Before launching this process, the third dose of the Pfizer and Moderna vaccines must receive the green light from the Food and Drug Administration, the agency tasked with approving drugs, and from a scientific committee within the US Centers for Disease Prevention and Control.

Even so, government experts expressed confidence that the move will receive approval very quickly and that third doses will begin to be administered on Sept. 20.

The first people who will be eligible to receive their third injection will be those who were vaccinated first in the US, that is, health care professionals and seniors living in retirement facilities.

Also eligible to receive their third dose will be all adults over age 18 who received the first two Pfizer or Moderna doses in the US.

The coordinator of the White House response to Covid-19, Jeff Zients, said at the same press conference that the plan is “simple.”

“We are not recommending that you go out and get a booster today. Instead, starting the week of Sept. 20, fully vaccinated adults can begin getting their booster shots eight months after their second shot of an mRNA vaccine,” he said.

Despite this decision, government experts emphasized that the available data confirms that the vaccines’ protection remains high against serious cases of Covid.

Yet, Murthy remarked that authorities had opted for recommending a third dose because they are concerned that the protection diminishes and ends up failing to guard as fully against serious infection.

CDC director Rochelle Walensky said that there are studies showing that the effectiveness of the vaccines decreases over time, citing several studies conducted in the US.

“We are concerned that the current strong protection against severe infection, hospitalzation and death could decrease in the months ahead, especially among those who are at high risk or who were vaccinated earlier,” Walensky said.

The government’s main epidemiologist, Dr. Anthony Fauci, also said that the level of antibodies in vaccinated people drops off over time.

The US is also anticipating that additional doses may need to be administered to those people who received the Johnson & Johnson vaccine, which is a single injection.

In that regard, they said that the J&J vaccine didn’t start being administered in the US until March 2021, whereas the Pfizer vaccine was the first to receive official approval and began being administered in December 2020, and authorities are hoping to get more data in the coming weeks to help them decide whether or not a third J&J dose is warranted.

Currently, there are three vaccines that have received authorization for emergency use in the US: Pfizer, Moderna and J&J.
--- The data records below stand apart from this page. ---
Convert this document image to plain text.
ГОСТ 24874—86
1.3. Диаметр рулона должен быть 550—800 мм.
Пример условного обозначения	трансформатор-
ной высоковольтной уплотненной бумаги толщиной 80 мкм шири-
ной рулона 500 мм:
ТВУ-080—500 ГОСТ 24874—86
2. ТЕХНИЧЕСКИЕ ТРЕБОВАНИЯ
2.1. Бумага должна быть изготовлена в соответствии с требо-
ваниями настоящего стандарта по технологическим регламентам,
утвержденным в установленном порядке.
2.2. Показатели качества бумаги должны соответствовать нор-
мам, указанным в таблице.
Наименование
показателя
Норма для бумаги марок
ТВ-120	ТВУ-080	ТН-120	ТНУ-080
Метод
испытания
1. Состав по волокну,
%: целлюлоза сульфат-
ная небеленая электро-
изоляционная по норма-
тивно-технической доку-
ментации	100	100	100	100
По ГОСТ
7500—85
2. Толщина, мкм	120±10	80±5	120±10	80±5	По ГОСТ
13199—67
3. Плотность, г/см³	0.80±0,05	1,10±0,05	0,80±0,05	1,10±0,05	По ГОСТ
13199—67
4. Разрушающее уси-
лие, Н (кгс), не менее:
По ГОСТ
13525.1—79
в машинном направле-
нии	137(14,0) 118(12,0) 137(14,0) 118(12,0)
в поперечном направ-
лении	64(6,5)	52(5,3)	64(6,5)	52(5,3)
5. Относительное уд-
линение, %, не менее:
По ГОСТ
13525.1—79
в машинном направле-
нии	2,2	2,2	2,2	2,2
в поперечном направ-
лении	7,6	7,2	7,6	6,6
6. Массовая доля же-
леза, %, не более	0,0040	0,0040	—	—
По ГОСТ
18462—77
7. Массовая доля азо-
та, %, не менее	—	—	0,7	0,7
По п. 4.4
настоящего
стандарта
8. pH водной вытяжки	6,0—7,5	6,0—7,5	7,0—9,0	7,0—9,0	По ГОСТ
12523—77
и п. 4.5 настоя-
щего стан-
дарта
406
The Pfizer and Moderna vaccines use messenger-RNA (mRNA) technology, using a type of genetic code that the vaccine delivers to cells. That code serves as an instruction manual for the body’s immune system to learn how to recognize the coronavirus in the bloodstream and attack it.

Vaccines like J&J use an adenovirus, which is a “deactivated” virus that sends instructions to the vaccinated person’s body to combat Covid-19.